To understand the successive regimes of visuality that lie behind the respective artforms, we need not only to multiply connections between the aesthetic and the technological, but to see how the very material techniques of manufacturing, diffusing and projecting visual representations bring changes to the status and nature of the image itself.

Media Manifestos is a rich, scholarly and eclectic survey of the changing status and power of the image: it delineates the relevant collective beliefs and technological revolutions of the image from the ancient times of magic and idols to our era of multiplying cyberspace technologies. Central to Debray’s mediology is the idea that we are now in the so-called ‘videosphere’ of digital screen culture which emanates respectively from the ‘graphosphere’ (that period in history which covers art, printing and colour TV) and the earlier period called ‘logosphere’ (the era of oral culture, the technology of writing and sacred texts). And the key notion is that the birth of the image is connected to death.
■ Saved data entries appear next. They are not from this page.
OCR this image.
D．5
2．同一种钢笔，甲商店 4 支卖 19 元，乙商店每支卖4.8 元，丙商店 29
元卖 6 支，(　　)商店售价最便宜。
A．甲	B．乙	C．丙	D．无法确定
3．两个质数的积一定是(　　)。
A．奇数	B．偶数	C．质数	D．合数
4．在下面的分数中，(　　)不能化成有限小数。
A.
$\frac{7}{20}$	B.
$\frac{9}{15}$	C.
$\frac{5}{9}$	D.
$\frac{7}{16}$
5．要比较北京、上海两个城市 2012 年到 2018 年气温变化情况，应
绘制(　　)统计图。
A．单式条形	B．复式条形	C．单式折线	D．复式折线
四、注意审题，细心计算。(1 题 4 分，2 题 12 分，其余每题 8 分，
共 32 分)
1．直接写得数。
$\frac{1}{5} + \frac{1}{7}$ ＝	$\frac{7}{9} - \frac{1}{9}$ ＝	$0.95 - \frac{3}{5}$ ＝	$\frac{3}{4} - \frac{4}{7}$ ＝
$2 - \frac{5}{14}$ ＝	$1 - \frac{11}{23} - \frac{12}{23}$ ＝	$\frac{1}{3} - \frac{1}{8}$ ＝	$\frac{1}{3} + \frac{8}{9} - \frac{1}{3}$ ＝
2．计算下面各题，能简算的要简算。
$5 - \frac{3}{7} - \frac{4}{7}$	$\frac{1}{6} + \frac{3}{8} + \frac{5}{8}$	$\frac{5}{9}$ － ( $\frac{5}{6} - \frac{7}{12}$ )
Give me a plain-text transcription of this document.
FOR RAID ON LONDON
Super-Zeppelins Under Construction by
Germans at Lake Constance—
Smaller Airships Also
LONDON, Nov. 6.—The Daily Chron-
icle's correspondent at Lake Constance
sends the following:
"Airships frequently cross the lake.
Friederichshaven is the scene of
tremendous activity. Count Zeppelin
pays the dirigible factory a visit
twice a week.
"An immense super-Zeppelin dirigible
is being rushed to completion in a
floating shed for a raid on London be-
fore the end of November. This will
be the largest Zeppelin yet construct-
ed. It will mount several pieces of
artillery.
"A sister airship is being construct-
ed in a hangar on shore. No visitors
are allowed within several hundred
The image is a symbolic expression of our wish to transcend death. For Debray argues that the image (whether sculpted or painted it does not matter) serves as a significant mediation between the human and the sacred. Therefore, the image is a transcendental ceremony connecting the visible with the invisible.

Debray’s mediology is principally concerned with the transmission of ideas in history, how ideas became flesh and ideologies. His three ages of Western looking—the three pivotal mediaspheres cited above—delineate three particular ecosystems of vision. Crucially, all three mediaspheres do not replace each other, but instead are intricately interwoven. Consequently, as Debray argues, living in the era of the visual as defined by Serge Daney, we can experience the diverse symbols and representational structures from the preceding mediaspheres. As Debray puts it, “I am papyrus, parchment, paper, computer screen”. Media Manifestos, with its boldness of style and vision, is an important book that should be read, but it cries out for more persuasive content and precision of thought.